Por que tornamos a vida tão complicada? Por que, às vezes, desejamos tanto as coisas, mas, por medo da decepção, por medo de recebermos um não, perdemos tantas oportunidades, deixamos escapar nossas vidas por entre os dedos?
Vivemos neste mar de medos e incertezas, sem entendermos os porquês das coisas, sem entendermos a nós mesmos... Muitas vezes nos escondendo atrás de um sorriso, atrás de uma expressão sisuda, atrás do silêncio, dentro de muros invisíveis, muros construídos por nós mesmos.
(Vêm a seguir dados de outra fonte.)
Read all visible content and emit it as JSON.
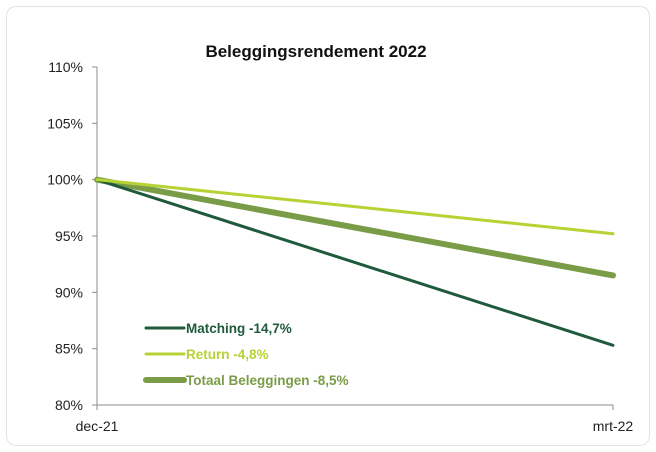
{
  "chart_data": {
    "type": "line",
    "title": "Beleggingsrendement 2022",
    "xlabel": "",
    "ylabel": "",
    "categories": [
      "dec-21",
      "mrt-22"
    ],
    "ylim": [
      80,
      110
    ],
    "yticks": [
      80,
      85,
      90,
      95,
      100,
      105,
      110
    ],
    "ytick_labels": [
      "80%",
      "85%",
      "90%",
      "95%",
      "100%",
      "105%",
      "110%"
    ],
    "grid": false,
    "legend_position": "bottom-left",
    "series": [
      {
        "name": "Matching -14,7%",
        "values": [
          100,
          85.3
        ],
        "color": "#1f5a3c",
        "width": 3
      },
      {
        "name": "Return -4,8%",
        "values": [
          100,
          95.2
        ],
        "color": "#b5d334",
        "width": 3
      },
      {
        "name": "Totaal Beleggingen -8,5%",
        "values": [
          100,
          91.5
        ],
        "color": "#7a9c47",
        "width": 6
      }
    ]
  }
}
Escondendo estes mesmos medos, escondendo as lágrimas e a dor, mas gritando em silêncio e estendendo a mão num pedido de ajuda, mas tudo em vão. Porque dentro de nossas muralhas invisíveis, ninguém pode ver ou ouvir o que está em nossos corações.
E dentro destes muros vamos vivendo, infelizes, nos afogando em pesares, construindo nossas próprias sepulturas, morrendo em vida... Sobrevivendo cada dia por vez, sem pensar no futuro, esquecendo nossos próprios sonhos, esquecendo nossas ânsias, amores, desejos, enterrando-os no fundo de nossas memórias, achando que assim eles desaparecerão, apenas para um dia descobrirmos o quanto deixamos de viver, o quanto perdemos e deixamos pra trás.
Apenas para, um dia, descobrirmos que tentamos esquecer, mas que as lembranças ainda estão lá, e agora não passam disso... lembranças do que poderia ter sido, mas nunca foi nem mais será... Lembranças.
Tudo isso pelo medo de errar, da decepção, de receber um não... Por medo de sermos felizes...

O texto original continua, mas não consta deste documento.